Now, I certainly understand that charedim do not want to expose their children to foreign lifestyles. However, to suddenly take over half a school and build a huge ugly dividing wall in the middle is extremely insensitive. One would think that deracheha darchei noam should be an operating principle. This should be all the more true for a city that suffered terrible internal conflict in the last municipal elections, with Abutbul trying to win votes from moderates by claiming that he is all about love and unity.
But aside from the in-your-face disdain for good community relations, what amazes me is that Abutbul and his coalition do not seem to realize or care how they are harming the charedi community's own national interests. Provoking conflict like this, forcibly taking over a school, with appalling photos and videos playing out in the media, reinforces the view in the rest of Israel that charedim are taking over the country in unpleasant ways.
In the last election campaign, local Anglo-charedi rabbonim such as Rav Kornfeld and Rav Malinowitz fervently tried to berate people into voting for Abutbul. They argued that there is a "war on Torah" and that it is important to strengthen the charedi community. When Abutbul won, I argued that in fact this was going to weaken the charedi community in the national arena.
As I wrote at the time, the charedim are kicking and screaming about the new national government, which is trying to cause many people to leave kollel and change the way in which they educate their children. But the irony is that the particular person most hated for all this, the person who is behind the make-up of the government and its policies, is Yair Lapid. And the single person most responsible for Yair Lapid's extraordinary rise to power is Moshe Abutbul.
It was Mayor Moshe Abutbul's appalling mishandling of Beit Shemesh in general, and the Orot Banot girls' school situation in particular, that drew Beit Shemesh into the headlines, caused the rest of Israel to react with horror, and led to the 19 seats that Yair Lapid won in the Knesset. It was because Abutbul immediately caved in to the extremists, refused to condemn their terrorizing of children, refused to express any support or sympathy for the girls who were being traumatized, and sought to prevent the Orot Banot school from opening, that Bet Shemesh became the focal point from which Lapid drew support.
Exactly as I predicted after the last elections, with the re-election of Abutbul, there are further explosive events in Beit Shemesh. Abutbul continues to give the city a bad name. And the rest of Israel will respond by continuing to give political power to Lapid and Bennet. There are few things that the rest of Israel fear more than a hostile takeover by charedim.

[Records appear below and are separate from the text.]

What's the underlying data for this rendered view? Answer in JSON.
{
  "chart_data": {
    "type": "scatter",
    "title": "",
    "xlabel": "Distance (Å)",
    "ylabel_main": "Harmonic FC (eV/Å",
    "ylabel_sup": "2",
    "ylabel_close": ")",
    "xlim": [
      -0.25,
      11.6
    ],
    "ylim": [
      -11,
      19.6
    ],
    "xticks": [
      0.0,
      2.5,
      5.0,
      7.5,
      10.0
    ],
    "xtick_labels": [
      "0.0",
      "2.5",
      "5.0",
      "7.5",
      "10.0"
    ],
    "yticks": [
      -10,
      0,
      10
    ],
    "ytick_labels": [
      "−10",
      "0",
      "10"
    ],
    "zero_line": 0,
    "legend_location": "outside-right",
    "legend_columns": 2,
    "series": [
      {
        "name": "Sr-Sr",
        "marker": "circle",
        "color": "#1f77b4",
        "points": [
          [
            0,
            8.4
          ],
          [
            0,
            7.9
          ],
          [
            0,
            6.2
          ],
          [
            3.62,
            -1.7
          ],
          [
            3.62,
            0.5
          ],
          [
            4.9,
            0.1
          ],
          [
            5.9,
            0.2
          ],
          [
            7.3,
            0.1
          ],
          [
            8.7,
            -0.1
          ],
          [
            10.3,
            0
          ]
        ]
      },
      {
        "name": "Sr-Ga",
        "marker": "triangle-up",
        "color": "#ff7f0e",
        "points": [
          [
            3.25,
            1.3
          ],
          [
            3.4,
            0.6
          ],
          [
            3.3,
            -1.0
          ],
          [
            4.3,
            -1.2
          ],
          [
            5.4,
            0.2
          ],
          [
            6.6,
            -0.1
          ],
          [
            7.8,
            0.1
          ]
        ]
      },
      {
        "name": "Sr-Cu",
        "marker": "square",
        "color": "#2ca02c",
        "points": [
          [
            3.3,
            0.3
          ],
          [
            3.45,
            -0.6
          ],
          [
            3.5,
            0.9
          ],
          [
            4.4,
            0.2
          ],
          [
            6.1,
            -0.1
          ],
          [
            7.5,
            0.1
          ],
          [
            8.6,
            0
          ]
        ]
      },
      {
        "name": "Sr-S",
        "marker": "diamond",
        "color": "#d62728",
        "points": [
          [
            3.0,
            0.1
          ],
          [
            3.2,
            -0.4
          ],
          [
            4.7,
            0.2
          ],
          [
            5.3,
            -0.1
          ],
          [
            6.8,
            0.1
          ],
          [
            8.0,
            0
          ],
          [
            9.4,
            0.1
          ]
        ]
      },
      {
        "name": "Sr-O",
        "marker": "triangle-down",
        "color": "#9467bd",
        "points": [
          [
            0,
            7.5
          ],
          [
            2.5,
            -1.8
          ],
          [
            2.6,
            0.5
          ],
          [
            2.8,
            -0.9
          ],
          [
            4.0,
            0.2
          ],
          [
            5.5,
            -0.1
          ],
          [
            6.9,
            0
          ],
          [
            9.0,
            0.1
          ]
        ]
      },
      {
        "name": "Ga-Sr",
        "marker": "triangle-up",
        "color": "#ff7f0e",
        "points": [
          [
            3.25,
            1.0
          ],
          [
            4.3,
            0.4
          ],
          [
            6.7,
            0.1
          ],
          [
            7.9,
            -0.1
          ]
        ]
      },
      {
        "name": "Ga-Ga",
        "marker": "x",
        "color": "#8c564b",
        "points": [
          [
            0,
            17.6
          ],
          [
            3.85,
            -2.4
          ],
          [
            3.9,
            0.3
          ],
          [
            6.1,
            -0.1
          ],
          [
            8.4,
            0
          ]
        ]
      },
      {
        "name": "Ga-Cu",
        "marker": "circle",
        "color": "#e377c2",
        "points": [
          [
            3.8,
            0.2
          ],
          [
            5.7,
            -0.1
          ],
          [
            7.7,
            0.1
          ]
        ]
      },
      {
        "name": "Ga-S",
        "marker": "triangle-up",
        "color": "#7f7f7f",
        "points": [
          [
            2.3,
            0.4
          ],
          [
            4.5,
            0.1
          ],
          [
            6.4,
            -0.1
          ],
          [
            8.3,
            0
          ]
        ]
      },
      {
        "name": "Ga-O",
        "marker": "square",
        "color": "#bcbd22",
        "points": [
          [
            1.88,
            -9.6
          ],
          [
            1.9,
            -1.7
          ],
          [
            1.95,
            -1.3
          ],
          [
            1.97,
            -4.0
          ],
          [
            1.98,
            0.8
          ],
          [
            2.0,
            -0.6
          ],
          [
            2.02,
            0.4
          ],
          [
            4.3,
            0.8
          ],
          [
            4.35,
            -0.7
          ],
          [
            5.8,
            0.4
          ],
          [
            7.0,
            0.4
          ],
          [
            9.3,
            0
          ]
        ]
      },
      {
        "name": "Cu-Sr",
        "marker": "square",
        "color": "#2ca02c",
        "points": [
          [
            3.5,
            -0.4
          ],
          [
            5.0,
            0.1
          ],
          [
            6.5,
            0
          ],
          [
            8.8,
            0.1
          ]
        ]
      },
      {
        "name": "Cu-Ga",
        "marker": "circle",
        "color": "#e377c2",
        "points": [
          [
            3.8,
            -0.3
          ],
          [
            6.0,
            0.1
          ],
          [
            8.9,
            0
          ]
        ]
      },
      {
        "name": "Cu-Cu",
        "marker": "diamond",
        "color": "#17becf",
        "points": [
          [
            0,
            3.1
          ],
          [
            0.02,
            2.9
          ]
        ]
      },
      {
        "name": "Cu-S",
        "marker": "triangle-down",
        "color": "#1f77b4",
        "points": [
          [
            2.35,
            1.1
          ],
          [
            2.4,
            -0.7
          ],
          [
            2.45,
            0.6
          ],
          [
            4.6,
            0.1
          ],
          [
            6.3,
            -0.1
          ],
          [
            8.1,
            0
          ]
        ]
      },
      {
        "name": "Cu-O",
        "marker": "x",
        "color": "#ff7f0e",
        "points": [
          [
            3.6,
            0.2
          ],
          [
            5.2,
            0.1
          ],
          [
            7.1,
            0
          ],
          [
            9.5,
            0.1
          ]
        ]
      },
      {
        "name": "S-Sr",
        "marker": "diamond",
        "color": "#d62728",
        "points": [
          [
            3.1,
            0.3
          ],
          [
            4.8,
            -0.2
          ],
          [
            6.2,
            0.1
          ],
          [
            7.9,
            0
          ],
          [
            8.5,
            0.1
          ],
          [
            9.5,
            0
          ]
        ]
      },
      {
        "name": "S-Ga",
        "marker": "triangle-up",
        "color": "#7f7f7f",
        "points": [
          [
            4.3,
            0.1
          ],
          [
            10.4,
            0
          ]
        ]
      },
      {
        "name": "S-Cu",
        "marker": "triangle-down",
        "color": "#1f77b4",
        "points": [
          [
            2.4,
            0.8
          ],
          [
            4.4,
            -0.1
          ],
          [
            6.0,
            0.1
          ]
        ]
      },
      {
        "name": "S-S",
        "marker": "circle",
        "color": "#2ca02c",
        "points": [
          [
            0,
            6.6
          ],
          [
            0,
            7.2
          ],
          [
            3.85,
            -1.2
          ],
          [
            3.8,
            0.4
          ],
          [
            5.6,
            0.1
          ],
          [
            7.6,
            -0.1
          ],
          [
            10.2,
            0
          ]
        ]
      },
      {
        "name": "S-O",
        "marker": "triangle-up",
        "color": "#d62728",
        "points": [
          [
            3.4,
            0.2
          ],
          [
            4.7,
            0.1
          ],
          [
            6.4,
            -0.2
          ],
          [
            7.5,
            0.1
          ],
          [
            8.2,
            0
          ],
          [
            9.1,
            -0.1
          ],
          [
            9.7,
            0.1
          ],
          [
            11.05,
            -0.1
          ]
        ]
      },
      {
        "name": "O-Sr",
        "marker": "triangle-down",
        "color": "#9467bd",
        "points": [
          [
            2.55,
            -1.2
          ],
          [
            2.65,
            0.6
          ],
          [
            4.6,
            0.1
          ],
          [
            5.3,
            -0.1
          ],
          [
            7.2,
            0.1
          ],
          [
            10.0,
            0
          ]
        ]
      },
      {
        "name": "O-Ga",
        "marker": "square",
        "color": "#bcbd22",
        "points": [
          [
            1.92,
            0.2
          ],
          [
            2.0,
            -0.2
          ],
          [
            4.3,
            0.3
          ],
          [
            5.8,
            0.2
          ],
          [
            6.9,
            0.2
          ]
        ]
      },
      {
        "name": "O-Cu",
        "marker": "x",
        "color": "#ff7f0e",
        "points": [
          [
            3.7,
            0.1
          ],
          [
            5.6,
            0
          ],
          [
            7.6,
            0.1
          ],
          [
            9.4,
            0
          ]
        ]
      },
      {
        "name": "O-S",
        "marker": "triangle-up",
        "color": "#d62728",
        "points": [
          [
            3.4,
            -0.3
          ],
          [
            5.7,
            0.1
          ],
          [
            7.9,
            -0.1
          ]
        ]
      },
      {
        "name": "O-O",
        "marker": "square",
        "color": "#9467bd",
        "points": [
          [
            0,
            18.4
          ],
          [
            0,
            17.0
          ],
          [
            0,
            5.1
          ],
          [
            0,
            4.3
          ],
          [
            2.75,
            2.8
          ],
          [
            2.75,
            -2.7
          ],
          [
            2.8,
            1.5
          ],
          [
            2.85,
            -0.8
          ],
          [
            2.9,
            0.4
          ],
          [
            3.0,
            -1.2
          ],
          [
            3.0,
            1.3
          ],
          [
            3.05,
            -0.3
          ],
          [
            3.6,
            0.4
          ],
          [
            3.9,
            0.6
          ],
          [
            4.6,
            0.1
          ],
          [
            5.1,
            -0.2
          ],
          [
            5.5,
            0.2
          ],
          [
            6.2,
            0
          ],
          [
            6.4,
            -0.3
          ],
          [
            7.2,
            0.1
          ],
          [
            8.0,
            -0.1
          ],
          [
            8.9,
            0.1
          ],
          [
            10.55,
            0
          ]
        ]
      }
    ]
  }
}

Seeing such a takeover happening in Beit Shemesh, as per Rav Aharon Feldman's publicly voiced hope that Beit Shemesh will turn into Bnei Brak, will galvanize the rest of Israel into uniting to prevent the charedi lifestyle from taking over Israel.
(There is already a serious move underway to divide greater Beit Shemesh into two cities and municipalities, one charedi and the other Zionist. This is being advanced by various religious and secular Zionists, and is fiercely opposed by charedim, who need the money and subsidization that the non-charedi population brings in. But what do they expect?)
It's bad news for Beit Shemesh that Abutbul was re-elected. Yet it may well be good news for the State of Israel and the Jewish People.